This section is from the book "Choice Dishes At Small Cost", by A. G. Payne. See also: Larousse Gastronomique.
There is an old proverb which says that turkey boiled is turkey spoiled, but in this couplet there is more rhyme than reason, as a boiled turkey forms a dainty dish most acceptable to persons with delicate stomachs, who fear the richness of the roasted bird, and also presents an agreeable change to those who during the Christmas festivities are tired of having roasted turkey constantly set before them. A boiled turkey is prepared as follows: - Take a plump hen turkey which has hung for five or six days (weather permitting), pluck, singe, and draw it, fill it with veal forcemeat (see Veal Stuffing), truss it for boiling, and remember to draw the legs into the body, and bind it securely with tape. Rub it over thoroughly, especially the breast, with slices of cut lemon. The lemon must be hard and acid. Put it into an oval pan with hot water, or still better, stock, just sufficient to cover it, and put with it a teaspoonful of salt, a carrot, an onion stuck with four cloves, a dozen peppercorns, a few sticks of celery, and a bunch of parsley. Bring it slowly to the boil, skim the liquor carefully, and let it simmer very gently until the turkey is tender. Take it up, drain it for a moment, serve on a hot dish, pour a little melted butter or, better still, some good rich white sauce (see White Sauce) over it, and send either parsley and butter, celery sauce, oyster sauce, Dutch sauce, or even good melted butter flavoured with horse-radish, to table with it. A small ham, boiled, a red tongue, or a good cheek of bacon, are all suitable accompaniments to boiled turkey, and the dish containing it may be garnished with bacon and sliced tongue, or with sliced lemon and parsley.

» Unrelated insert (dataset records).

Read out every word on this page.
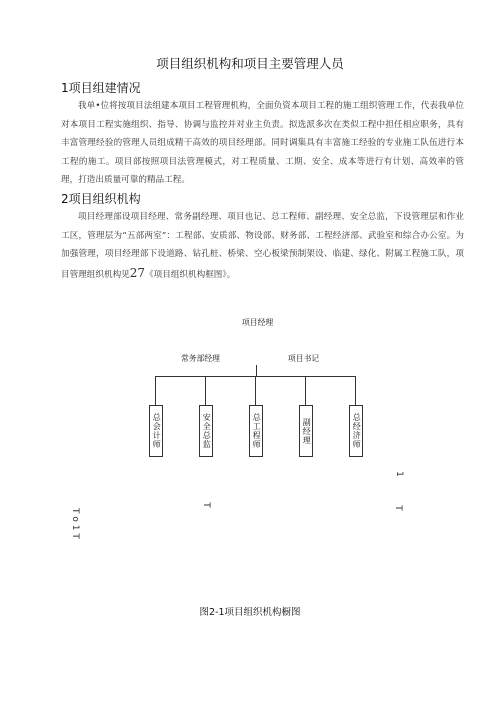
项目组织机构和项目主要管理人员
1项目组建情况

我单•位将按项目法组建本项目工程管理机构，全面负资本项目工程的施工组织管理工作，代表我单位对本项目工程实施组织、指导、协调与监控并对业主负责。拟选派多次在类似工程中担任相应职务，具有丰富管理经验的管理人员组成精干高效的项目经理部。同时调集具有丰富施工经验的专业施工队伍进行本工程的施工。项目部按照项目法管理模式，对工程质量、工期、安全、成本等进行有计划、高效率的管理，打造出质量可靠的精品工程。

2项目组织机构

项目经理部设项目经理、常务副经理、项目也记、总工程师、副经理、安全总监，下设管理层和作业工区，管理层为“五部两室”：工程部、安质部、物设部、财务部、工程经济部、武验室和综合办公室。为加强管理，项目经理部下设道路、钻孔桩、桥梁、空心板梁预制架设、临建、绿化、附属工程施工队，项目管理组织机构见27《项目组织机构框图》。

项目经理
常务部经理	项目书记
总会计师	安全总监	总工程师	副经理	总经济师
1
T o 1 T
T
T
图2-1项目组织机构橱图
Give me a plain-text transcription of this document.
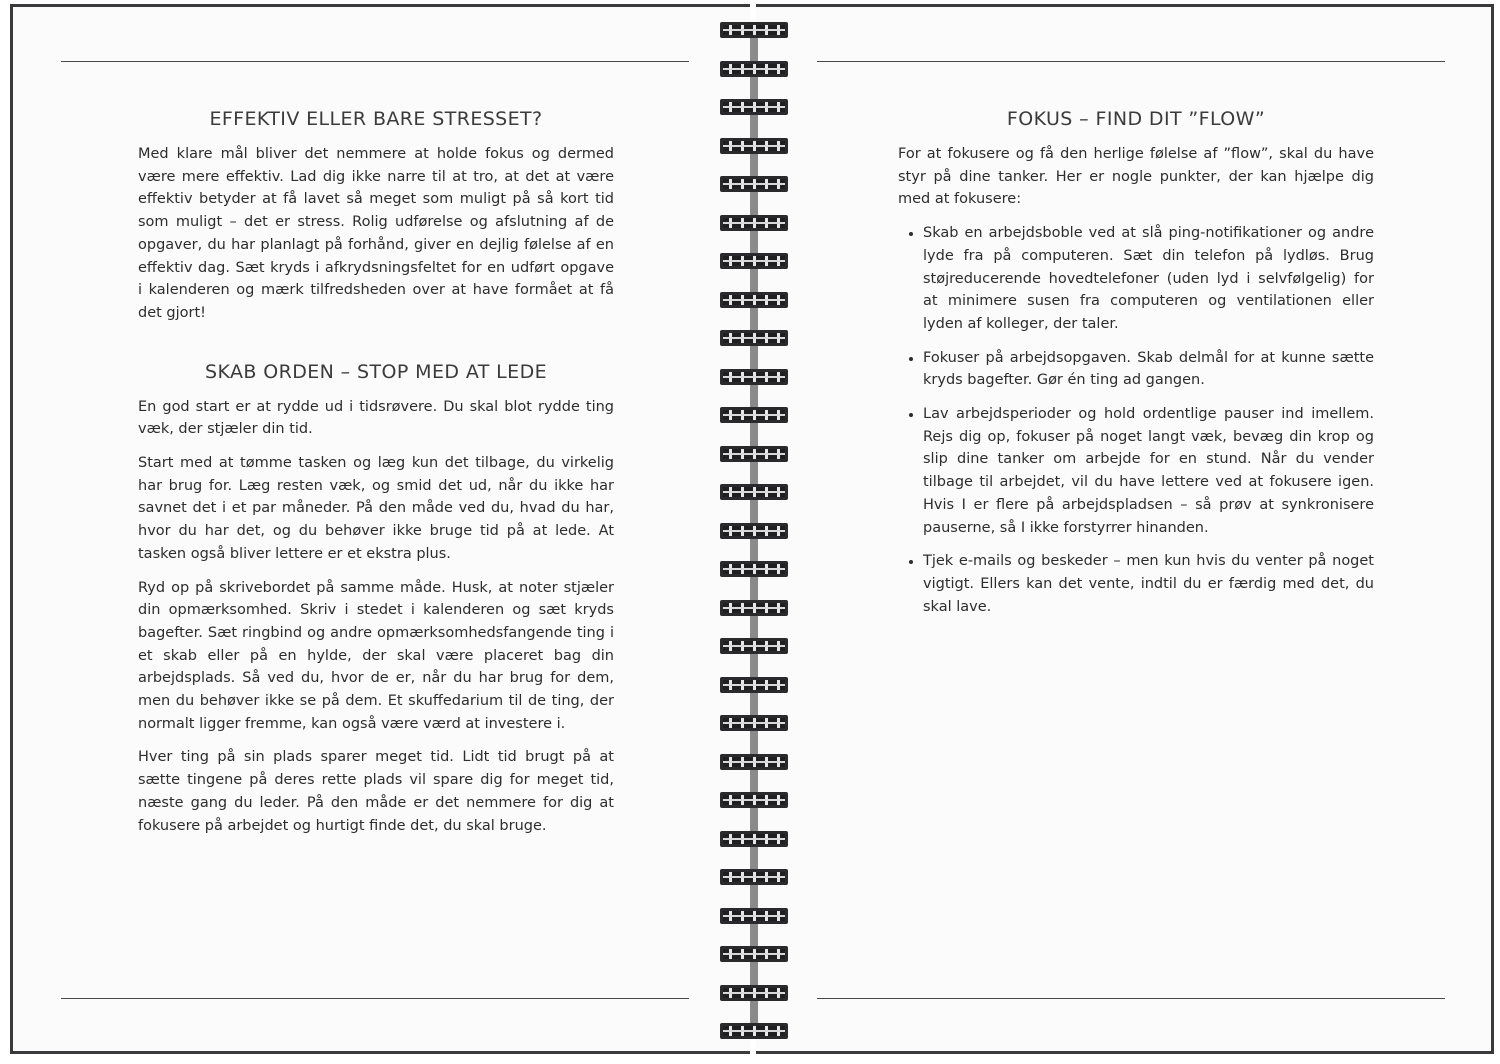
EFFEKTIV ELLER BARE STRESSET?

Med klare mål bliver det nemmere at holde fokus og dermed være mere effektiv. Lad dig ikke narre til at tro, at det at være effektiv betyder at få lavet så meget som muligt på så kort tid som muligt – det er stress. Rolig udførelse og afslutning af de opgaver, du har planlagt på forhånd, giver en dejlig følelse af en effektiv dag. Sæt kryds i afkrydsningsfeltet for en udført opgave i kalenderen og mærk tilfredsheden over at have formået at få det gjort!

SKAB ORDEN – STOP MED AT LEDE

En god start er at rydde ud i tidsrøvere. Du skal blot rydde ting væk, der stjæler din tid.

Start med at tømme tasken og læg kun det tilbage, du virkelig har brug for. Læg resten væk, og smid det ud, når du ikke har savnet det i et par måneder. På den måde ved du, hvad du har, hvor du har det, og du behøver ikke bruge tid på at lede. At tasken også bliver lettere er et ekstra plus.

Ryd op på skrivebordet på samme måde. Husk, at noter stjæler din opmærksomhed. Skriv i stedet i kalenderen og sæt kryds bagefter. Sæt ringbind og andre opmærksomhedsfangende ting i et skab eller på en hylde, der skal være placeret bag din arbejdsplads. Så ved du, hvor de er, når du har brug for dem, men du behøver ikke se på dem. Et skuffedarium til de ting, der normalt ligger fremme, kan også være værd at investere i.

Hver ting på sin plads sparer meget tid. Lidt tid brugt på at sætte tingene på deres rette plads vil spare dig for meget tid, næste gang du leder. På den måde er det nemmere for dig at fokusere på arbejdet og hurtigt finde det, du skal bruge.

FOKUS – FIND DIT ”FLOW”

For at fokusere og få den herlige følelse af ”flow”, skal du have styr på dine tanker. Her er nogle punkter, der kan hjælpe dig med at fokusere:

• Skab en arbejdsboble ved at slå ping-notifikationer og andre lyde fra på computeren. Sæt din telefon på lydløs. Brug støjreducerende hovedtelefoner (uden lyd i selvfølgelig) for at minimere susen fra computeren og ventilationen eller lyden af kolleger, der taler.
• Fokuser på arbejdsopgaven. Skab delmål for at kunne sætte kryds bagefter. Gør én ting ad gangen.
• Lav arbejdsperioder og hold ordentlige pauser ind imellem. Rejs dig op, fokuser på noget langt væk, bevæg din krop og slip dine tanker om arbejde for en stund. Når du vender tilbage til arbejdet, vil du have lettere ved at fokusere igen. Hvis I er flere på arbejdspladsen – så prøv at synkronisere pauserne, så I ikke forstyrrer hinanden.
• Tjek e-mails og beskeder – men kun hvis du venter på noget vigtigt. Ellers kan det vente, indtil du er færdig med det, du skal lave.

Do not put the turkey in a floured cloth - this is a great mistake - but skim the stock carefully. Recollect, it must not boil, but simmer only. (See No. 1).
Time, for a turkey weighing fifteen pounds, two and a half hours to simmer, after the water has come to the boil. (See Oyster Sauce, Parsley and Butter Sauce, Dutch Sauce, Celery Sauce).

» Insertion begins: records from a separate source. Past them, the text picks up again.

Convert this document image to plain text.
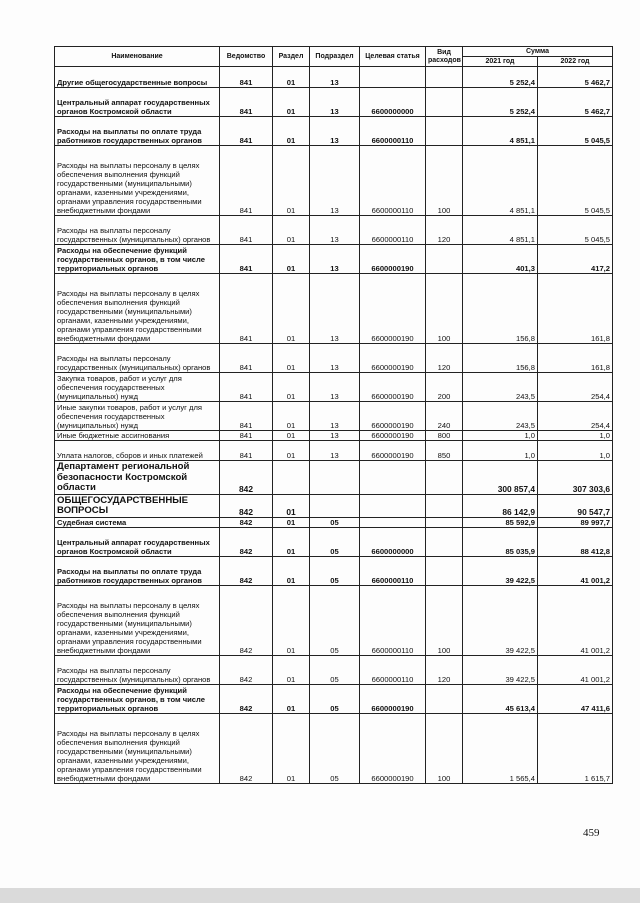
Наименование	Ведомство	Раздел	Подраздел	Целевая статья	Вид расходов	Сумма	
						2021 год	2022 год
Другие общегосударственные вопросы	841	01	13			5 252,4	5 462,7
Центральный аппарат государственных органов Костромской области	841	01	13	6600000000		5 252,4	5 462,7
Расходы на выплаты по оплате труда работников государственных органов	841	01	13	6600000110		4 851,1	5 045,5
Расходы на выплаты персоналу в целях обеспечения выполнения функций государственными (муниципальными) органами, казенными учреждениями, органами управления государственными внебюджетными фондами	841	01	13	6600000110	100	4 851,1	5 045,5
Расходы на выплаты персоналу государственных (муниципальных) органов	841	01	13	6600000110	120	4 851,1	5 045,5
Расходы на обеспечение функций государственных органов, в том числе территориальных органов	841	01	13	6600000190		401,3	417,2
Расходы на выплаты персоналу в целях обеспечения выполнения функций государственными (муниципальными) органами, казенными учреждениями, органами управления государственными внебюджетными фондами	841	01	13	6600000190	100	156,8	161,8
Расходы на выплаты персоналу государственных (муниципальных) органов	841	01	13	6600000190	120	156,8	161,8
Закупка товаров, работ и услуг для обеспечения государственных (муниципальных) нужд	841	01	13	6600000190	200	243,5	254,4
Иные закупки товаров, работ и услуг для обеспечения государственных (муниципальных) нужд	841	01	13	6600000190	240	243,5	254,4
Иные бюджетные ассигнования	841	01	13	6600000190	800	1,0	1,0
Уплата налогов, сборов и иных платежей	841	01	13	6600000190	850	1,0	1,0
Департамент региональной безопасности Костромской области	842					300 857,4	307 303,6
ОБЩЕГОСУДАРСТВЕННЫЕ ВОПРОСЫ	842	01				86 142,9	90 547,7
Судебная система	842	01	05			85 592,9	89 997,7
Центральный аппарат государственных органов Костромской области	842	01	05	6600000000		85 035,9	88 412,8
Расходы на выплаты по оплате труда работников государственных органов	842	01	05	6600000110		39 422,5	41 001,2
Расходы на выплаты персоналу в целях обеспечения выполнения функций государственными (муниципальными) органами, казенными учреждениями, органами управления государственными внебюджетными фондами	842	01	05	6600000110	100	39 422,5	41 001,2
Расходы на выплаты персоналу государственных (муниципальных) органов	842	01	05	6600000110	120	39 422,5	41 001,2
Расходы на обеспечение функций государственных органов, в том числе территориальных органов	842	01	05	6600000190		45 613,4	47 411,6
Расходы на выплаты персоналу в целях обеспечения выполнения функций государственными (муниципальными) органами, казенными учреждениями, органами управления государственными внебюджетными фондами	842	01	05	6600000190	100	1 565,4	1 615,7
459
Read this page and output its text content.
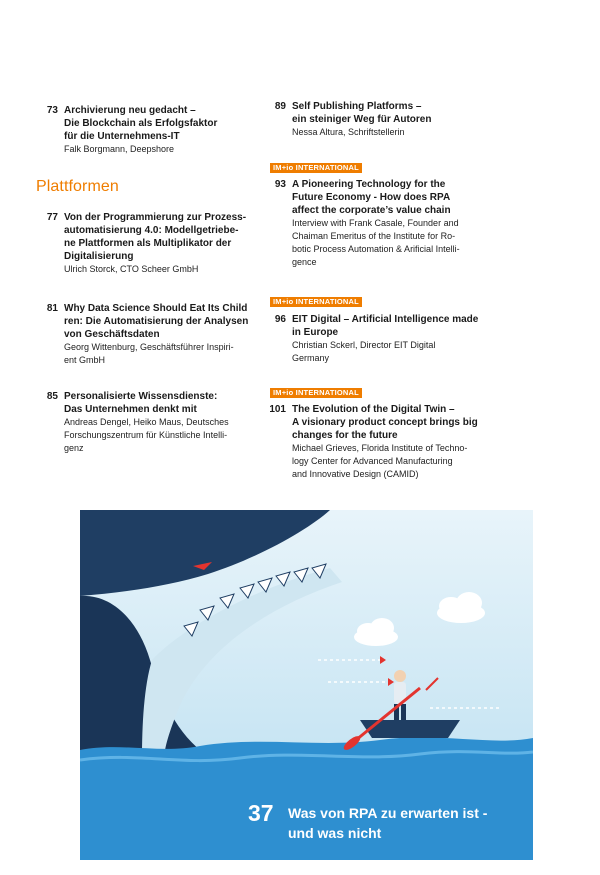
73 Archivierung neu gedacht –
Die Blockchain als Erfolgsfaktor
für die Unternehmens-IT
Falk Borgmann, Deepshore
Plattformen
77 Von der Programmierung zur Prozess-
automatisierung 4.0: Modellgetriebe-
ne Plattformen als Multiplikator der
Digitalisierung
Ulrich Storck, CTO Scheer GmbH
81 Why Data Science Should Eat Its Child
ren: Die Automatisierung der Analysen
von Geschäftsdaten
Georg Wittenburg, Geschäftsführer Inspiri-
ent GmbH
85 Personalisierte Wissensdienste:
Das Unternehmen denkt mit
Andreas Dengel, Heiko Maus, Deutsches
Forschungszentrum für Künstliche Intelli-
genz
89 Self Publishing Platforms –
ein steiniger Weg für Autoren
Nessa Altura, Schriftstellerin
IM+io INTERNATIONAL
93 A Pioneering Technology for the
Future Economy - How does RPA
affect the corporate’s value chain
Interview with Frank Casale, Founder and
Chaiman Emeritus of the Institute for Ro-
botic Process Automation & Arificial Intelli-
gence
IM+io INTERNATIONAL
96 EIT Digital – Artificial Intelligence made
in Europe
Christian Sckerl, Director EIT Digital
Germany
IM+io INTERNATIONAL
101 The Evolution of the Digital Twin –
A visionary product concept brings big
changes for the future
Michael Grieves, Florida Institute of Techno-
logy Center for Advanced Manufacturing
and Innovative Design (CAMID)
37 Was von RPA zu erwarten ist -
und was nicht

The breast of a turkey is so large, that slices taken neatly from it and from the wings generally suffice for all. They should be taken from each side alternately, beginning close to the wings, and a little forcemeat and a small portion of liver should be served to each guest. When it is necessary for the legs to be used, they should be separated from the body with a sharp knife and cut in slices, but it should be remembered that they, with the gizzard, will make an excellent devil.

TURKEY, ROAST, TO CARVE.
A cold turkey can be turned to account in a variety of ways, and, indeed a very good dinner can be given from dishes made from the remains of a cold roast turkey alone.
First cut all the meat from the bones, and begin dinner with some white soup made from the bones. (See White Soup.) Some patties can be made from some of the white flesh of the turkey (see Patties; see Fowl, Minced), and also some nice thin slices of white meat from the breast can be made into a nice mayonnaise salad. (See Salad, Mayonnaise.) The scraping of the bones will make an excellent dish of mince, on which some poached eggs can be placed. (See Mince.) Another entree can be made by making some turkey rissoles. (See Bissoles.) Some of the turkey can be minced, and mixed with some liver forcemeat, and some fat of the turkey can be picked out and mixed with it too; add a very little port-wine dregs to this mixture. Make hot in some paper cases like cups, and warm in the oven. They will taste like game pie. The two drumsticks can be devilled (see Turkey Drumsticks, Devilled), and would make a good finish to a capital dinner.
Score the drumsticks down parallel with the bone, and insert in the slices thus made, with a knife, a mixture of x one ounce of butter, a brimming teaspoonful of French mustard, a saltspoonful of cayenne (or less), and a saltspoonful of black pepper. Mix all this thoroughly together, and spread the mixture in the slices cut in the meat; then rub the two drumsticks with butter, and grill them over a fierce fire.